Tuchels Mainzer spielen in einer ähnlichen Grundformation wie der Hamburger Sportverein, also in einem 4-2-3-1. Der Mainzer Trainer ist bekannt dafür, dass er zu jedem Gegner einen ganz speziellen Match-Plan entwickelt. Das macht zwar in meinen Augen tatsächlich jeder Trainer, dennoch dürften wenige Übungsleiter in der Liga gegnerbedingt ggf. so viele personelle Umstellungen vornehmen, wie es der Mainzer regelmäßig exerziert. Ich erwarte, dass er seine Mannschaft grundsätzlich offensiv einstellen wird. Dazu gehört, dass man mindestens phasenweise mit konsequentem Offensivpressing das Nervenkostüm der Hamburger testen wird. Dass die Hamburger immer mal wieder für einen Aussetzer gut sind, davon kann sicher nicht nur der leidgeprüfte HSV-Anhang inzwischen ein Lied singen. Aus Sicht des HSV spricht zunächst wenig dafür, die eigene Defensive zugunsten eigener Angriffsbemühungen zu vernachlässigen. Sicher, so konnte man es bei der PK vor dem Spiel bei Slomka heraushören, wird man fortlaufend von den Spielständen bei der Konkurrenz unterrichtet und ggf. darauf reagieren. Insofern wäre auch denkbar, dass man, ähnlich wie gegen Bayern, zunächst eher auf Konter spielt, bzw. über die lauffreudigen Ilicevic und van der Vaart versucht, die Mainzer entscheidend zu attackieren. Lasogga bliebe dann als erste Option zunächst auf der Bank und käme nach seiner Verletzung erst im Laufe der zweiten Halbzeit ins Spiel, bzw. würde in Abhängigkeit vom jeweiligen Stand der Dinge frischen Elan bringen können.

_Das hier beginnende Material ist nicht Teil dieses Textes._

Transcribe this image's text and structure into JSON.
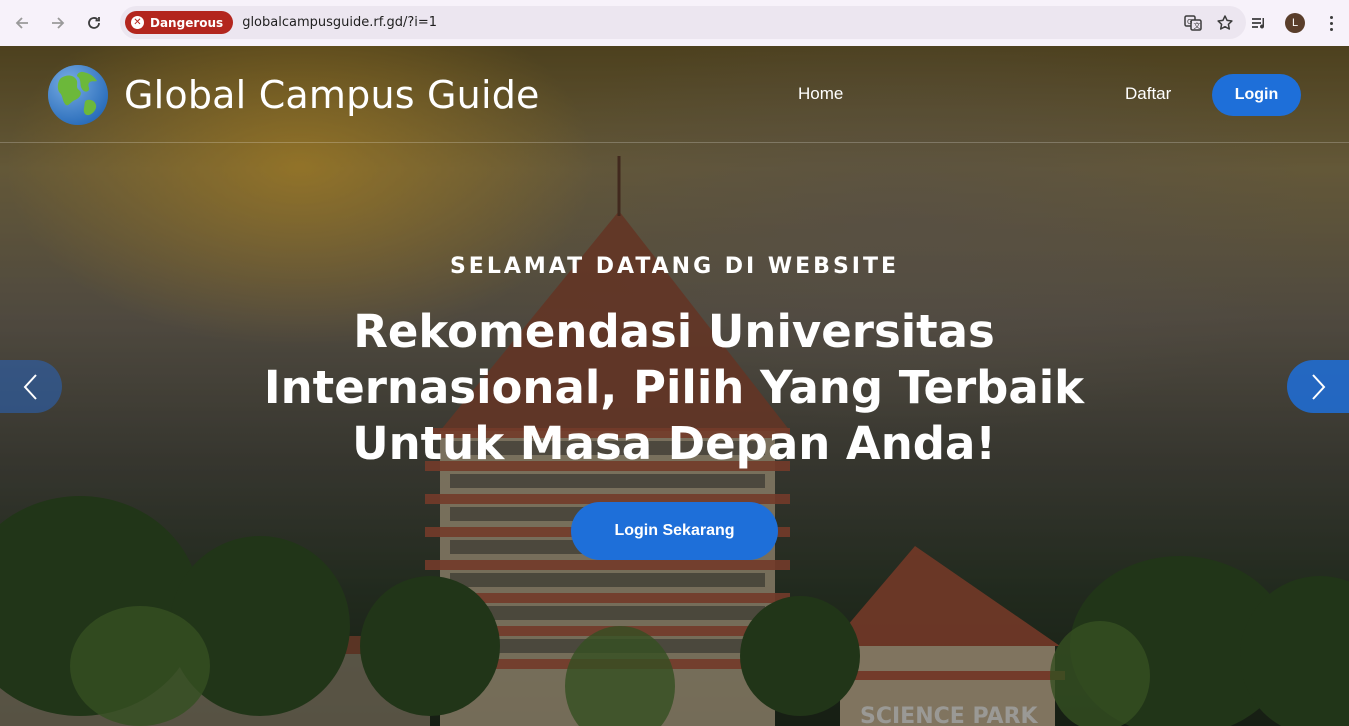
{
  "browser": {
    "security_label": "Dangerous",
    "url": "globalcampusguide.rf.gd/?i=1",
    "profile_initial": "L"
  },
  "site": {
    "brand_name": "Global Campus Guide",
    "nav": {
      "home": "Home",
      "daftar": "Daftar",
      "login": "Login"
    }
  },
  "hero": {
    "subtitle": "SELAMAT DATANG DI WEBSITE",
    "headline": "Rekomendasi Universitas Internasional, Pilih Yang Terbaik Untuk Masa Depan Anda!",
    "cta": "Login Sekarang",
    "sign_text": "SCIENCE PARK"
  },
  "colors": {
    "accent": "#1e6fd9",
    "danger": "#b3261e"
  }
}
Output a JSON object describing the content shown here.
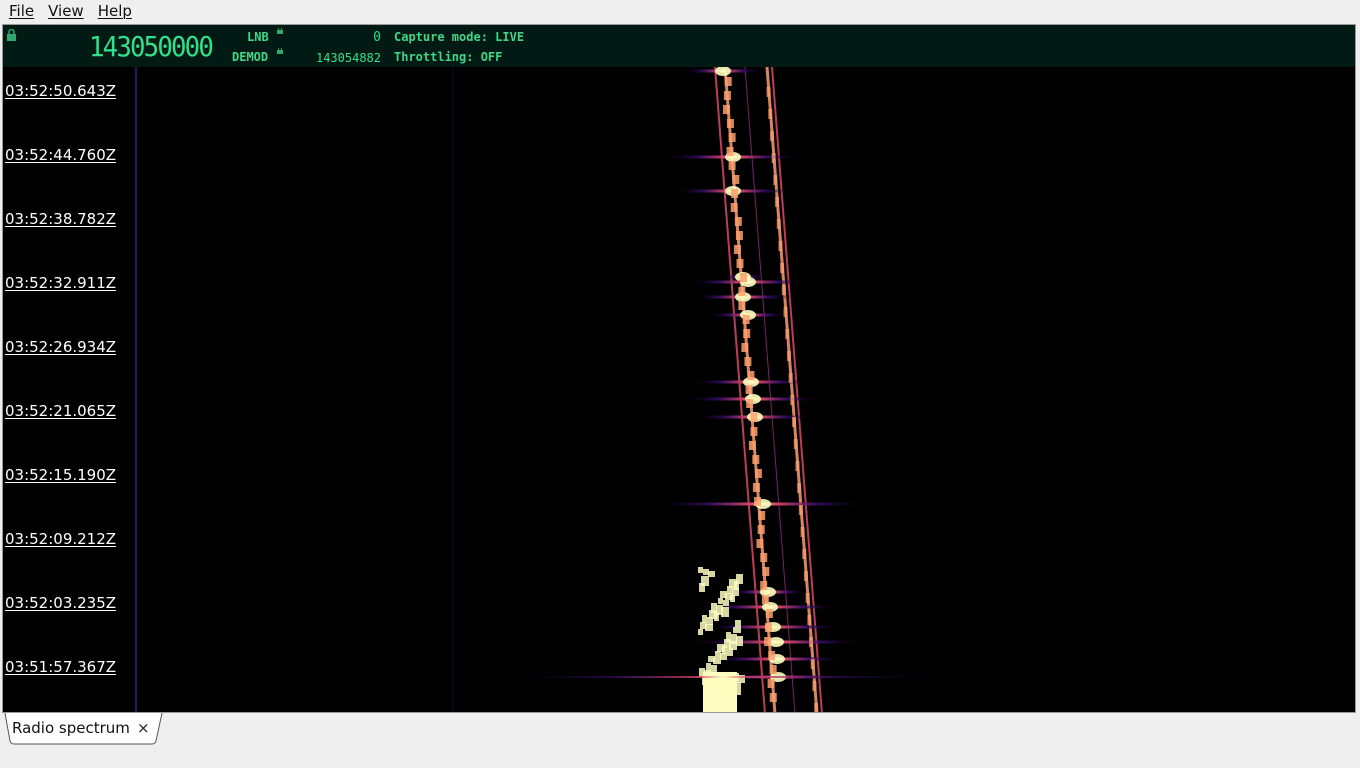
{
  "menu": {
    "file": "File",
    "view": "View",
    "help": "Help"
  },
  "status": {
    "main_frequency": "143050000",
    "lnb_label": "LNB",
    "lnb_value": "0",
    "demod_label": "DEMOD",
    "demod_value": "143054882",
    "capture_mode": "Capture mode: LIVE",
    "throttling": "Throttling: OFF",
    "accent_color": "#2fe08c"
  },
  "waterfall": {
    "timestamps": [
      "03:52:50.643Z",
      "03:52:44.760Z",
      "03:52:38.782Z",
      "03:52:32.911Z",
      "03:52:26.934Z",
      "03:52:21.065Z",
      "03:52:15.190Z",
      "03:52:09.212Z",
      "03:52:03.235Z",
      "03:51:57.367Z"
    ],
    "colormap": [
      "#000000",
      "#3b0f70",
      "#8c2981",
      "#de4968",
      "#fe9f6d",
      "#fcfdbf"
    ]
  },
  "tabs": [
    {
      "label": "Radio spectrum",
      "close": "×"
    }
  ]
}
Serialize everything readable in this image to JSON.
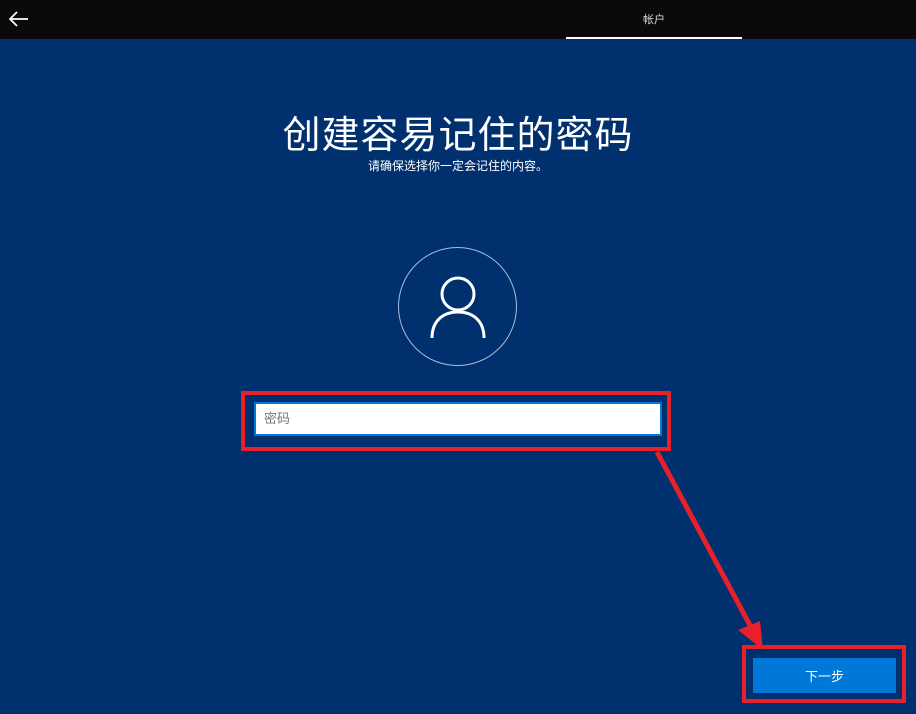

Ich gehe also grundsätzlich von offensiven Mainzern und einer zunächst um defensive Stabilität bemühten Hamburger Mannschaft aus. Vermag es der HSV erneut kompakt zu agieren, ohne sich durch haarsträubende Aussetzer selbst um den Lohn zu bringen, dann wird dieses Spiel nur die erste Weggabelung auf dem Weg zum Klassenerhalt. Verfällt der Dino jedoch in seinen sattsam bekannten Kardinalsfehler, taktisch nicht als Team zu spielen, dann könnte man leider bereits zur Sportschau feststellen müssen, dass sich der Dino faktisch selbst ausgerottet hat. Und da ich inzwischen davon überzeugt bin, dass es mit Sicherheit in und rund um den Verein mehr als genug Narren gab und unverändert gibt, wäre sein Aussterben zwar allemal beklagenswert, aber eben vor allem selbst verschuldet. Morgen wird, hoffentlich, hoffentlich!, vorerst nur die sportliche Zukunft (vor)entschieden. Der HSV aber muss sich in diesen Tagen und Wochen endlich grundsätzlich entscheiden, was er zukünftig sein möchte: Ein selbstverliebter, realitätsleugnender Gernegroß, ein Maulheld nicht eingelöster Ankündigungen, oder ein Verein, der die vielfältigen Lektionen der letzten Jahre endlich gelernt hat. Wer es jetzt noch nicht begriffen hat, dem ist m.E. kaum noch zu helfen. Am Ende bekommt man nur das, was man sich verdient. So oder so. Dieser Dino wäre jedenfalls der erste, der nicht durch höhere Mächte, sondern durch eigenes Verhalten ausstirbt.

Die Partie wird geleitet von Schiedsrichter Kinhöfer.